In determining whether to issue a Section 401 water quality certification, states are required to consider whether the proposed activity satisfies effluent limitation standards, water quality standards, national standards of performance, toxic and pretreatment effluents standards, and “any other appropriate requirement of state law.” There are numerous examples of states relying on ambiguous language in their respective rules and regulations in order to halt development projects or place on them impractical conditions that are arguably unrelated to the protection of water quality, including using potential climate change-related impacts as a basis for denying a certification.

States’ influence under Section 401 has blocked or significantly delayed critical energy and infrastructure projects. Litigation and inconsistent application of the elements of the program to different projects are common.

To address the inconsistent application of the program and the threat posed to projects, particularly those that have national implications, in 2020, the U.S. Environmental Protection Agency (EPA) revised its regulations governing the implementation of the Section 401 Water Quality Certification Program with what is referred to as the 401 Certification Rule. See 40 CFR 121. Among other revisions are three noteworthy changes: 1) implementation of a one-year time frame for certification decisions; 2) a requirement that all decisions regarding Section 401 certifications be based on the proposed discharge, not on impacts of the activity (such as potential climate change-related impacts); and 3) a limitation that any conditions imposed as part of a certification be restricted to point source discharges.

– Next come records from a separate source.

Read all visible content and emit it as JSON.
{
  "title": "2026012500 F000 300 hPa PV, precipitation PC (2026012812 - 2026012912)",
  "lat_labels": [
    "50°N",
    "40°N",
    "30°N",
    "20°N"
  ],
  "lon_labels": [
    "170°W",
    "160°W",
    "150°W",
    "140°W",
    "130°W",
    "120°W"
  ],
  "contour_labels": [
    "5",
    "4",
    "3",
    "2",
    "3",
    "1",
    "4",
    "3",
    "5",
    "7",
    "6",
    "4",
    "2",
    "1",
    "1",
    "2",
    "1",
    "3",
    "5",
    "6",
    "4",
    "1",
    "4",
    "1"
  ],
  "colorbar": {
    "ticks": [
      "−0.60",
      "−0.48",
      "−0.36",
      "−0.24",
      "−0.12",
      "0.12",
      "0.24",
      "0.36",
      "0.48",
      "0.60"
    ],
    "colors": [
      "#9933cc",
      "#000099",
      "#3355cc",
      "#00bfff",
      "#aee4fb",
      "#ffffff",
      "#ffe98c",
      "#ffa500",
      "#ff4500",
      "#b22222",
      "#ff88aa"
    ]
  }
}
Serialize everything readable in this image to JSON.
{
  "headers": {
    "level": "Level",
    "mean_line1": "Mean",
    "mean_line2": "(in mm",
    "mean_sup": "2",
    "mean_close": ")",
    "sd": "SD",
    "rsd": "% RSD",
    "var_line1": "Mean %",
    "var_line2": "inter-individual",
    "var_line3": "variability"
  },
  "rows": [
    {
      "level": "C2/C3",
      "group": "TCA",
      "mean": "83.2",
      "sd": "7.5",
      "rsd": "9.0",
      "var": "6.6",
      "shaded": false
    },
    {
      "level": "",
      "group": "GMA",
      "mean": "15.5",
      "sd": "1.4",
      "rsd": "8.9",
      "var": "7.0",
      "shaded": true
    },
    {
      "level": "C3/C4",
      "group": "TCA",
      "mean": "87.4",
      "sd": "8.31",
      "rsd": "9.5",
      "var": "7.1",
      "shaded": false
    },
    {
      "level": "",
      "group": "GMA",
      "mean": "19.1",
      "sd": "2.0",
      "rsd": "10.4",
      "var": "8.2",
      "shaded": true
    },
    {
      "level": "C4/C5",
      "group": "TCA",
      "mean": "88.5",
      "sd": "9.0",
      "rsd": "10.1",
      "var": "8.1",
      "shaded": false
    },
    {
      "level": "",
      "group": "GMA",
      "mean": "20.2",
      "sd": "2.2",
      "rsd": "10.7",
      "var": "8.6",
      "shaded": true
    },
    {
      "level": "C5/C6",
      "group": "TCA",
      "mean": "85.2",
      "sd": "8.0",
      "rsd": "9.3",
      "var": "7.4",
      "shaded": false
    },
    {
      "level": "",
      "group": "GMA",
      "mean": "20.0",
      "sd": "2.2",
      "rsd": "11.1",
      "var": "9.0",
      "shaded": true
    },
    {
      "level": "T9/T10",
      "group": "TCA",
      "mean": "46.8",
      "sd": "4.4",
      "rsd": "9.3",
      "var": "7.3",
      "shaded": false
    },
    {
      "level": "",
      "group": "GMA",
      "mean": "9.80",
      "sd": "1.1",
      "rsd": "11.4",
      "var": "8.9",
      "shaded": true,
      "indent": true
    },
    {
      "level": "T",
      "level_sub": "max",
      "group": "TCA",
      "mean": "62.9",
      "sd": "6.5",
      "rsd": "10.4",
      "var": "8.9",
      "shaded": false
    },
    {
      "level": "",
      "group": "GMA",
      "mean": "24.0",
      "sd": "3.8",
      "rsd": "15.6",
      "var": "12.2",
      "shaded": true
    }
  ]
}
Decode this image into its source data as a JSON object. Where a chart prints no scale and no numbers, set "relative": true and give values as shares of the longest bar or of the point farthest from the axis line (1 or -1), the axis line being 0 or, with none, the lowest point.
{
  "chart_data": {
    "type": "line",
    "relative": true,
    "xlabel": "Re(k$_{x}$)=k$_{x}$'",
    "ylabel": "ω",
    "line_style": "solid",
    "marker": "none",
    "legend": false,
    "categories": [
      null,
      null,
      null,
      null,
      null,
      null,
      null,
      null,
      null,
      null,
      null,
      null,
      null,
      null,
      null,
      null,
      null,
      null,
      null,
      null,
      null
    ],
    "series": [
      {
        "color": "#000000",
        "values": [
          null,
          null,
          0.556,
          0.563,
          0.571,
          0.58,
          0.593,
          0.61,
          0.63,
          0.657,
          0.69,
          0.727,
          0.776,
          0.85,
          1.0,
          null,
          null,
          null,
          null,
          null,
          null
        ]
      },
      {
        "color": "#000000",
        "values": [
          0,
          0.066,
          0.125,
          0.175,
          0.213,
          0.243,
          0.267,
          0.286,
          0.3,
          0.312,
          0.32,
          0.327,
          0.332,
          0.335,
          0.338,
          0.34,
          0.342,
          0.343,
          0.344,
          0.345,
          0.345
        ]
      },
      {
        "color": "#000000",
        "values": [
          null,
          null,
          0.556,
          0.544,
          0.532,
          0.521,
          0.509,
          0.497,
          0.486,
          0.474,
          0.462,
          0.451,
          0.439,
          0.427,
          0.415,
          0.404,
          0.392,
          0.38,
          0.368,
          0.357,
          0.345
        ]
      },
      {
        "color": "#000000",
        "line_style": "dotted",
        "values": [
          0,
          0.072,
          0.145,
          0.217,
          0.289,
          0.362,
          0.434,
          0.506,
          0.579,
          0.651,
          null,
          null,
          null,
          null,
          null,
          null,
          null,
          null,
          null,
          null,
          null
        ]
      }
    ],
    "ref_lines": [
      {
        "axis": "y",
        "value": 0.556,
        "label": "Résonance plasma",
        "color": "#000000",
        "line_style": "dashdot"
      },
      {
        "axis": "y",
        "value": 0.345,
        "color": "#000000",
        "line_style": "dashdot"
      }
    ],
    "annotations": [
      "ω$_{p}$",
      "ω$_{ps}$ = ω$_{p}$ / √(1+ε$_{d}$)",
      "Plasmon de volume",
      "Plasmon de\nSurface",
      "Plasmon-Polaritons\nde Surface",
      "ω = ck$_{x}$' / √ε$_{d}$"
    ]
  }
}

Proponents of major energy and infrastructure projects viewed these changes as necessary to prevent individual states from blocking projects otherwise in the best interest of the country, whereas environmental groups and several states characterized the changes as a rollback of environmental protections. It appears the changes may be short lived. On June 2, 2021, EPA issued a notice of intent to reconsider the 401 Certification Rule, which suggests that EPA under the Biden administration will take a different view of the role of states in the Section 401 Water Quality Certification Program. In its notice of intent, EPA requested comment on 10 topics, including:

  • The actual value of the pre-filing meeting and the 30-day timeframe.
  • The extent to which non-water quality impacts should be considered in the certification process.
  • Extending independent enforcement and inspection authority to the states.
  • The appropriate scope of federal agency review and oversight of the certification process.

The comment period for the notice of intent ended on Aug. 2, 2021. Future blog posts will contemplate specific issues being considered by EPA in its review of the 401 Certification Rule and the potential implications for developers of energy and infrastructure projects in the United States.